Working-mom guilt? Many dads feel it too
A recent study, published in the April 2015 issue of the Journal of Marriage and Family, suggests that kids’ academic and emotional well-being is not necessarily contingent on the amount of time they spend with their mothers. The takeaway for some commentators: It’s time for busy moms to let go of the guilt they feel about not spending enough time with their kids.
It turns out today’s working fathers are just as likely as working mothers to say that finding the right balance between their job and their family life is a challenge for them, Pew Research Center has found. Fully half of working dads say it’s difficult for them to balance these competing responsibilities; 56% of working moms say the same. And about the same share of working dads (34%) and moms (40%) say they “always feel rushed” in their day-to-day lives.
But when they’re asked about the time they spend with their children, dads are much more likely than moms to say it’s not enough. About half (48%) of working dads say they spend too little time with their kids, compared with just 26% of working moms. Most working moms (66%) say they spend the right amount of time with their kids.
It’s true that today’s moms spend significantly more time, on average, taking care of their children than dads do. Analysis of recent time diary data shows that dads spent about seven hours a week on child care, compared with moms’ 14 hours. But those seven hours represent a significant increase from a generation ago. And nearly half of today’s working dads (46%) say that they spend more time with their kids than their parents spent with them.

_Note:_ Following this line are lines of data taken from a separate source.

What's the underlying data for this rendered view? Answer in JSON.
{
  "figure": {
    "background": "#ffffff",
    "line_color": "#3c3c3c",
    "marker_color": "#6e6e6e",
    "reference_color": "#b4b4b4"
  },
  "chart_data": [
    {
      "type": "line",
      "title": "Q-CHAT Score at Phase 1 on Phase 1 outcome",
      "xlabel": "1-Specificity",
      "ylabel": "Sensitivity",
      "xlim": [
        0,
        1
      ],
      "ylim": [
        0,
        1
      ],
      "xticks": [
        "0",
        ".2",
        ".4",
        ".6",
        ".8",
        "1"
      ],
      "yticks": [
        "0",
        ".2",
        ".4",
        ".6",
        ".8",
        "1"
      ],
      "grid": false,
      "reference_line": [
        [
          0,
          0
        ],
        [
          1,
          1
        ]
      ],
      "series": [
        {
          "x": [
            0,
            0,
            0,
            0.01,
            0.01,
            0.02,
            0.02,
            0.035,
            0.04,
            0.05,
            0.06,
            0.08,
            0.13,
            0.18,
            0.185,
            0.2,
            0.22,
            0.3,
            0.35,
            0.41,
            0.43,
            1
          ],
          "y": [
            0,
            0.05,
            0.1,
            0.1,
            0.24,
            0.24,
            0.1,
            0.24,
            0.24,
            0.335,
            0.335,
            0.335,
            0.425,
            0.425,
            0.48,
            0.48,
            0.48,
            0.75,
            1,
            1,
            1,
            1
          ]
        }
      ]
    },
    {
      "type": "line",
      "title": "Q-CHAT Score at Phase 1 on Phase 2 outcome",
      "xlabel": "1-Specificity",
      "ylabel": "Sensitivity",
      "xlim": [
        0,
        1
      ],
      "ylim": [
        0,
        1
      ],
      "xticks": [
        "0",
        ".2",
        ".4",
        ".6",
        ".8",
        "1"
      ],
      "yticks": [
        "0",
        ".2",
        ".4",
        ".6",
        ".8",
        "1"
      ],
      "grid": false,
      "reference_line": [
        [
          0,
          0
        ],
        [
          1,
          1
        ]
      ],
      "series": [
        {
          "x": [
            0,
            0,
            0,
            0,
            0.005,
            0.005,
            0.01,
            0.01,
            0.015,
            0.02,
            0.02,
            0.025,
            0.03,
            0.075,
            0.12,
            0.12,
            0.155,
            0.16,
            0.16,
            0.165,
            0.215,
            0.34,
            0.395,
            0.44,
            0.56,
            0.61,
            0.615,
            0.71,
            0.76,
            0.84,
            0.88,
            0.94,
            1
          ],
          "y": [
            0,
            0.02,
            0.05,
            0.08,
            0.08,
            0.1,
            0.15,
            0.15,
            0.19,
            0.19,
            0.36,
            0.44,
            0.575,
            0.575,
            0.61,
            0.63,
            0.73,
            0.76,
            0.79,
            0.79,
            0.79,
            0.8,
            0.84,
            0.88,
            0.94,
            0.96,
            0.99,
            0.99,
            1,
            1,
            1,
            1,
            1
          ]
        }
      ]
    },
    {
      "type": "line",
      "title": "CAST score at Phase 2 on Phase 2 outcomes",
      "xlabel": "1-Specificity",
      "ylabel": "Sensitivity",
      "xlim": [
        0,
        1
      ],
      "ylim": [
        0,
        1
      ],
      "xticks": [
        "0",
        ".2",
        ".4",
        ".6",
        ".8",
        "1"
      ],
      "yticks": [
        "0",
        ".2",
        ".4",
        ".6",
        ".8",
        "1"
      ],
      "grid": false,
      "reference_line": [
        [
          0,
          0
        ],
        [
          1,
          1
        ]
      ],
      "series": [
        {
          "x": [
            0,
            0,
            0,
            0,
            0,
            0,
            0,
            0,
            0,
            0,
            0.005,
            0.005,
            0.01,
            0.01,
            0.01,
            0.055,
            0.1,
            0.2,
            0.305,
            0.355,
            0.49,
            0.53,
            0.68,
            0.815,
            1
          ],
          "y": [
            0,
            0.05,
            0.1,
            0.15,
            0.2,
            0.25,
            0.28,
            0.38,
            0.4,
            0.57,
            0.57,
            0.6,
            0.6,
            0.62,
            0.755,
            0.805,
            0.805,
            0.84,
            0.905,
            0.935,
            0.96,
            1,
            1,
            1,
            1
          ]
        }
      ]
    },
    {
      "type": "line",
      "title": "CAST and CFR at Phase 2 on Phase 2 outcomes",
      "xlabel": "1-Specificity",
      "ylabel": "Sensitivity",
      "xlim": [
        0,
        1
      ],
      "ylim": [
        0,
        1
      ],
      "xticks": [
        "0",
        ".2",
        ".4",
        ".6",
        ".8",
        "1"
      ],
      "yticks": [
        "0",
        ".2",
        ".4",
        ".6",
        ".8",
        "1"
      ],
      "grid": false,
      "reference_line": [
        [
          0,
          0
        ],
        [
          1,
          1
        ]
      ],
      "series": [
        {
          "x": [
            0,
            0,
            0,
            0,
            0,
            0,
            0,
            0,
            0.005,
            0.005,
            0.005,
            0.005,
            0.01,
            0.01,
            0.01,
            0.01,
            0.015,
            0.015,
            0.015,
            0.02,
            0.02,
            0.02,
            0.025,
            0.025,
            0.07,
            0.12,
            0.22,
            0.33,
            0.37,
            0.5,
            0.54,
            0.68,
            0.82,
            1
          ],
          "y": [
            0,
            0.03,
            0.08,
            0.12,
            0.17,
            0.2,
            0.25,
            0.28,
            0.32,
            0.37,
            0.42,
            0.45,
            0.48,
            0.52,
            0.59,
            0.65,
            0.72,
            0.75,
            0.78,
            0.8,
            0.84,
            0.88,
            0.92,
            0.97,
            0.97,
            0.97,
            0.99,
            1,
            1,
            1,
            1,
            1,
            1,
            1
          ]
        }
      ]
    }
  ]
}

When it comes to parenting, dads are harder on themselves than moms are, especially dads who say they don’t spend enough time with their children. Among working dads who say they spend too little time with their kids, only 49% say they are doing an excellent or good job as a parent. In contrast, among dads who say they spend the right amount of time with their kids, 81% give themselves high marks for their parenting.
The journal article found that – just as with mothers’ time – the amount of time dads spend with their children does not have a significant impact on the children’s well-being. But the researchers did find that time spent with both parents can make a difference in the behavior of teenagers.
Kim Parker is director of social trends research at Pew Research Center.